Uccisa in Pakistan Chiesto il processo per padre e fratello
La ragazza sarebbe stata uccisa in patria «per aver rifiutato il matrimonio deciso dalla famiglia»
Per scrivere la parola «fine» su questo caso bisognerà aspettare ancora. E ancora, visto l’eccezionale periodo di emergenza nazionale che «congela» anche l’attività — non urgente — dei nostri Palazzi di giustizia. Ma in aula approderà la morte di Sana Cheema: doppia cittadinanza, italiana e pakistana con una casa a Brescia, fu uccisa il 18 aprile del 2018 a soli 25 anni nel distretto di Gujrat, in patria, poche ore prima che salisse su quel volo che l’avrebbe riportata in città. «Una disgrazia» disse la famiglia che la seppellì in fretta e furia non lontano dal villaggio. Ma non per gli inquirenti italiani.
Per la morta di Sana, in Pakistan, il 18 febbraio 2019 scorso sono stati assolti con formula dubitativa dalla Corte d’assise il padre, Ghulam Mustafa Cheema, 51 anni, il fratello Adnan, 32 (inizialmente confessarono salvo poi ritrattare) e la mamma Tahira Nargis, che li avrebbe coperti. Ma per la procura generale di Brescia Sana è stata uccisa, strangolata utilizzando un «doupat», il tradizionale turbante pakistano perché avrebbe rifiutato il matrimonio combinato per lei dai parenti, rimandando al mittente i pretendenti (compreso un cugino mai conosciuto) senza nemmeno incontrarli.
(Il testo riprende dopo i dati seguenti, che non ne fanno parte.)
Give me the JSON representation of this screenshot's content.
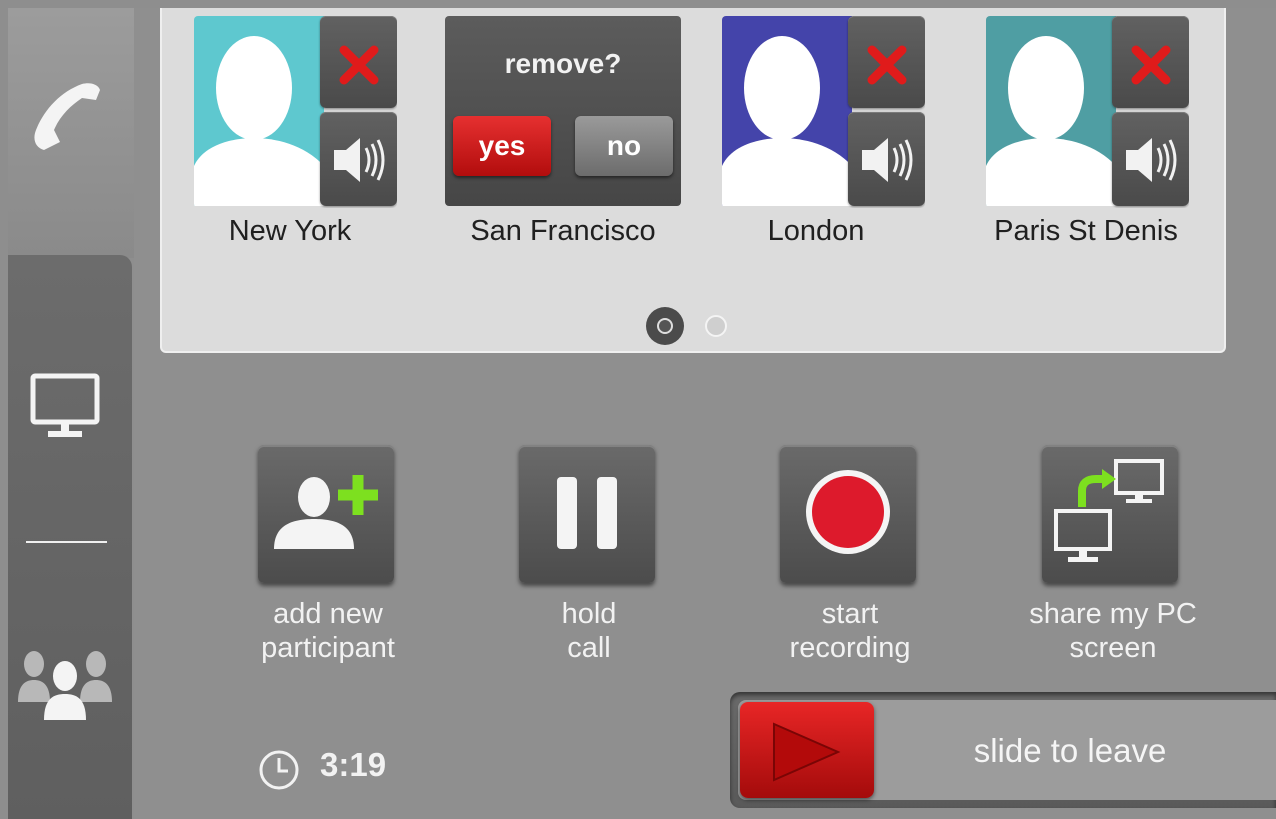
{
  "participants": [
    {
      "name": "New York",
      "avatar_color": "#5ec8cf"
    },
    {
      "name": "San Francisco",
      "avatar_color": "#5ec8cf"
    },
    {
      "name": "London",
      "avatar_color": "#4444aa"
    },
    {
      "name": "Paris St Denis",
      "avatar_color": "#4f9ea3"
    }
  ],
  "remove_confirm": {
    "prompt": "remove?",
    "yes": "yes",
    "no": "no"
  },
  "pagination": {
    "current": 1,
    "total": 2
  },
  "actions": {
    "add_participant": {
      "line1": "add new",
      "line2": "participant"
    },
    "hold_call": {
      "line1": "hold",
      "line2": "call"
    },
    "start_recording": {
      "line1": "start",
      "line2": "recording"
    },
    "share_screen": {
      "line1": "share my PC",
      "line2": "screen"
    }
  },
  "timer": {
    "elapsed": "3:19"
  },
  "slider": {
    "label": "slide to leave"
  },
  "colors": {
    "danger_red": "#e01b1b",
    "record_red": "#dd1a2c",
    "add_green": "#7de01f"
  },
  "icons": [
    "phone-icon",
    "monitor-icon",
    "group-icon",
    "remove-icon",
    "speaker-icon",
    "add-user-icon",
    "pause-icon",
    "record-icon",
    "share-screen-icon",
    "clock-icon",
    "play-arrow-icon"
  ]
}
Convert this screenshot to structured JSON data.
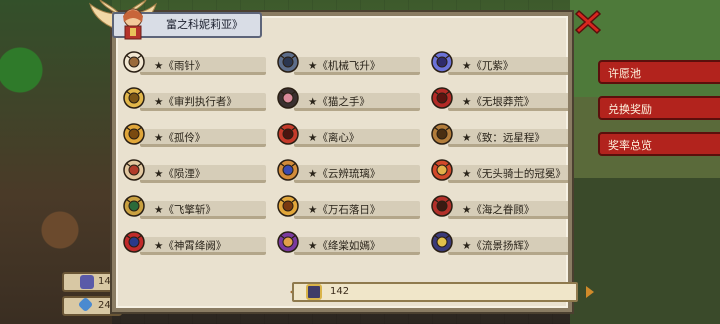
{
  "header": {
    "hero_name": "富之科妮莉亚》"
  },
  "items": [
    {
      "label": "★《雨针》",
      "icon": "wand-icon"
    },
    {
      "label": "★《机械飞升》",
      "icon": "mech-wing-icon"
    },
    {
      "label": "★《兀紫》",
      "icon": "purple-crystal-icon"
    },
    {
      "label": "★《审判执行者》",
      "icon": "golden-armor-icon"
    },
    {
      "label": "★《猫之手》",
      "icon": "cat-paw-icon"
    },
    {
      "label": "★《无垠莽荒》",
      "icon": "red-helmet-icon"
    },
    {
      "label": "★《孤伶》",
      "icon": "gold-ring-icon"
    },
    {
      "label": "★《离心》",
      "icon": "red-blade-icon"
    },
    {
      "label": "★《致：远星程》",
      "icon": "bronze-helmet-icon"
    },
    {
      "label": "★《陨湮》",
      "icon": "meteor-staff-icon"
    },
    {
      "label": "★《云辨琉璃》",
      "icon": "orb-ring-icon"
    },
    {
      "label": "★《无头骑士的冠冕》",
      "icon": "crown-icon"
    },
    {
      "label": "★《飞擎斩》",
      "icon": "cross-sword-icon"
    },
    {
      "label": "★《万石落日》",
      "icon": "golden-bow-icon"
    },
    {
      "label": "★《海之眷顾》",
      "icon": "trident-icon"
    },
    {
      "label": "★《神霄绛阙》",
      "icon": "red-amulet-icon"
    },
    {
      "label": "★《绛棠如嫣》",
      "icon": "flower-fan-icon"
    },
    {
      "label": "★《流景扬辉》",
      "icon": "shield-emblem-icon"
    }
  ],
  "footer": {
    "count": "142"
  },
  "background": {
    "side_buttons": [
      "许愿池",
      "兑换奖励",
      "奖率总览"
    ],
    "resources": [
      "14",
      "24"
    ]
  },
  "colors": {
    "panel_bg": "#e9e1cf",
    "close_red": "#d8261f",
    "side_button_red": "#b2231d"
  }
}
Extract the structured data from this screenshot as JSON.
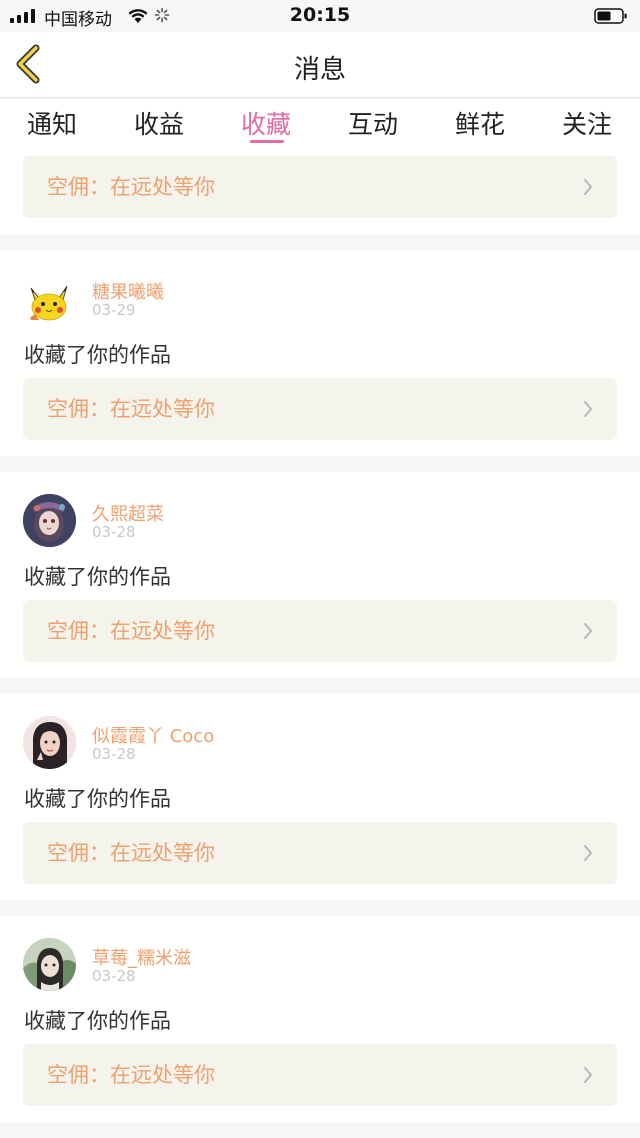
{
  "status_bar": {
    "carrier": "中国移动",
    "time": "20:15"
  },
  "header": {
    "title": "消息",
    "back_icon": "chevron-left-icon"
  },
  "tabs": [
    {
      "label": "通知",
      "active": false
    },
    {
      "label": "收益",
      "active": false
    },
    {
      "label": "收藏",
      "active": true
    },
    {
      "label": "互动",
      "active": false
    },
    {
      "label": "鲜花",
      "active": false
    },
    {
      "label": "关注",
      "active": false
    }
  ],
  "colors": {
    "accent": "#e36aa3",
    "username": "#f0a06e",
    "work_link_bg": "#f4f4ec",
    "date": "#c8c8c8"
  },
  "top_work_link": {
    "text": "空佣：在远处等你"
  },
  "notifications": [
    {
      "username": "糖果曦曦",
      "date": "03-29",
      "action": "收藏了你的作品",
      "work": "空佣：在远处等你",
      "avatar_icon": "pikachu-avatar"
    },
    {
      "username": "久熙超菜",
      "date": "03-28",
      "action": "收藏了你的作品",
      "work": "空佣：在远处等你",
      "avatar_icon": "anime-girl-avatar"
    },
    {
      "username": "似霞霞丫 Coco",
      "date": "03-28",
      "action": "收藏了你的作品",
      "work": "空佣：在远处等你",
      "avatar_icon": "selfie-avatar"
    },
    {
      "username": "草莓_糯米滋",
      "date": "03-28",
      "action": "收藏了你的作品",
      "work": "空佣：在远处等你",
      "avatar_icon": "anime-character-avatar"
    }
  ]
}
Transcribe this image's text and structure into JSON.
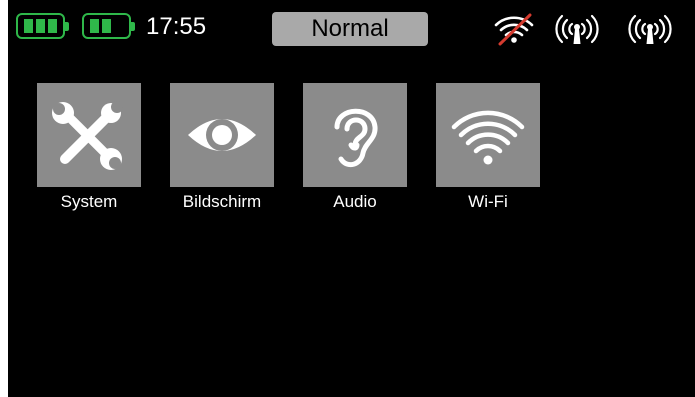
{
  "status": {
    "battery_icons": [
      "battery-icon",
      "battery-icon"
    ],
    "time": "17:55",
    "mode": "Normal",
    "signal_icons": [
      "wifi-disabled-icon",
      "antenna-signal-icon",
      "antenna-signal-icon"
    ]
  },
  "menu": {
    "items": [
      {
        "label": "System",
        "icon": "tools-icon"
      },
      {
        "label": "Bildschirm",
        "icon": "eye-icon"
      },
      {
        "label": "Audio",
        "icon": "ear-icon"
      },
      {
        "label": "Wi-Fi",
        "icon": "wifi-icon"
      }
    ]
  },
  "colors": {
    "background": "#000000",
    "tile": "#8b8b8b",
    "battery": "#2fb84a",
    "mode_pill": "#a9a9a9",
    "wifi_disabled_slash": "#d43b2f"
  }
}
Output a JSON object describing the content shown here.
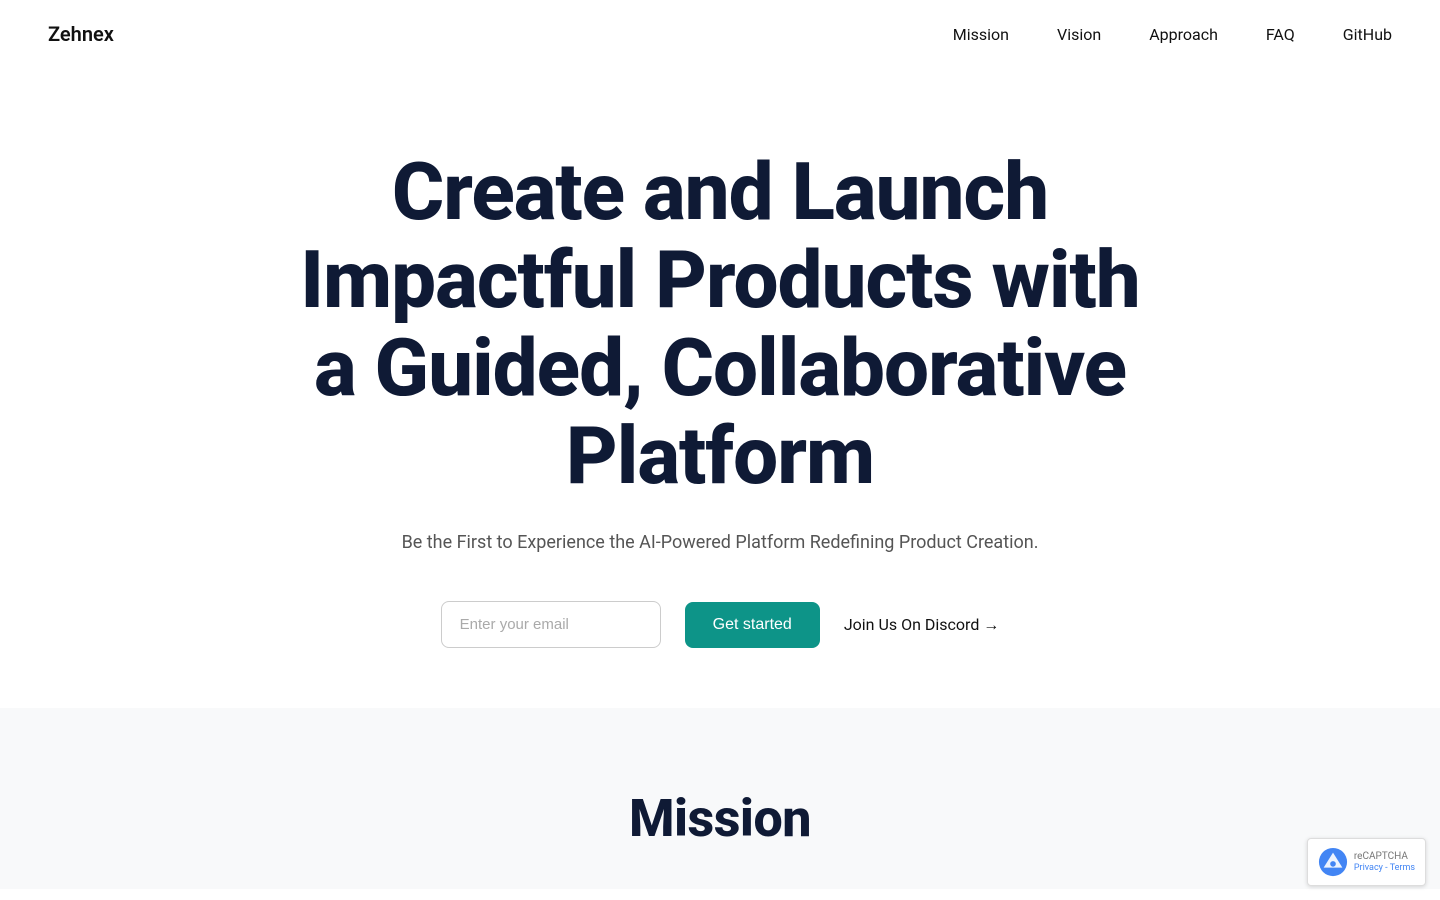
{
  "brand": {
    "name": "Zehnex"
  },
  "navbar": {
    "links": [
      {
        "label": "Mission",
        "href": "#mission"
      },
      {
        "label": "Vision",
        "href": "#vision"
      },
      {
        "label": "Approach",
        "href": "#approach"
      },
      {
        "label": "FAQ",
        "href": "#faq"
      },
      {
        "label": "GitHub",
        "href": "#github"
      }
    ]
  },
  "hero": {
    "title": "Create and Launch Impactful Products with a Guided, Collaborative Platform",
    "subtitle": "Be the First to Experience the AI-Powered Platform Redefining Product Creation.",
    "email_placeholder": "Enter your email",
    "cta_label": "Get started",
    "discord_label": "Join Us On Discord →"
  },
  "mission": {
    "title": "Mission"
  },
  "recaptcha": {
    "label": "reCAPTCHA",
    "privacy": "Privacy",
    "terms": "Terms"
  }
}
Raccogliendo dunque l’eredità dell’ex pg Pier Luigi Maria Dell’Osso, che la primavera di un anno fa avocò l’inchiesta ipotizzando un delitto di stampo politico, il procuratore generale reggente Marco Martani ha chiesto il rinvio a giudizio per omicidio (aggravato dalla premeditazione e dell’abuso del rapporto parentale e delle relazioni domestiche) nei confronti del papà di Sana, Moustafà — anche lui cittadino italiano come la figlia — e del fratello maggiore Adnan. Udienza preliminare inizialmente fissata a marzo, ma rinviata al 30 giugno per la sospensione dell’attività degli uffici giudiziari causa coronavirus.
Ma i due indagati sono irreperibili, così come lo erano al momento della chiusura indagini. Non sapendo nulla quindi dell’inchiesta italiana che pende a loro carico — Moustafa risponde anche di maltrattamenti — non si esclude il giudice si troverà costretto a sospendere ulteriormente il procedimento per disporre ulteriore ricerche finalizzate alla loro localizzazione. Il padre e il fratello di Sana, emerge anche dalla super consulenza disposta dall’ex pg, ne avrebbero cagionato la morte «per asfissia meccanica violenta da compressione degli organi del collo mediante lo strangolamento così annullando, in un contesto sociale organizzato per caste, i diritti politici e sociali fondamentali della vittima, soppressa per aver reiteratamente rifiutato il matrimonio deciso dalla famiglia».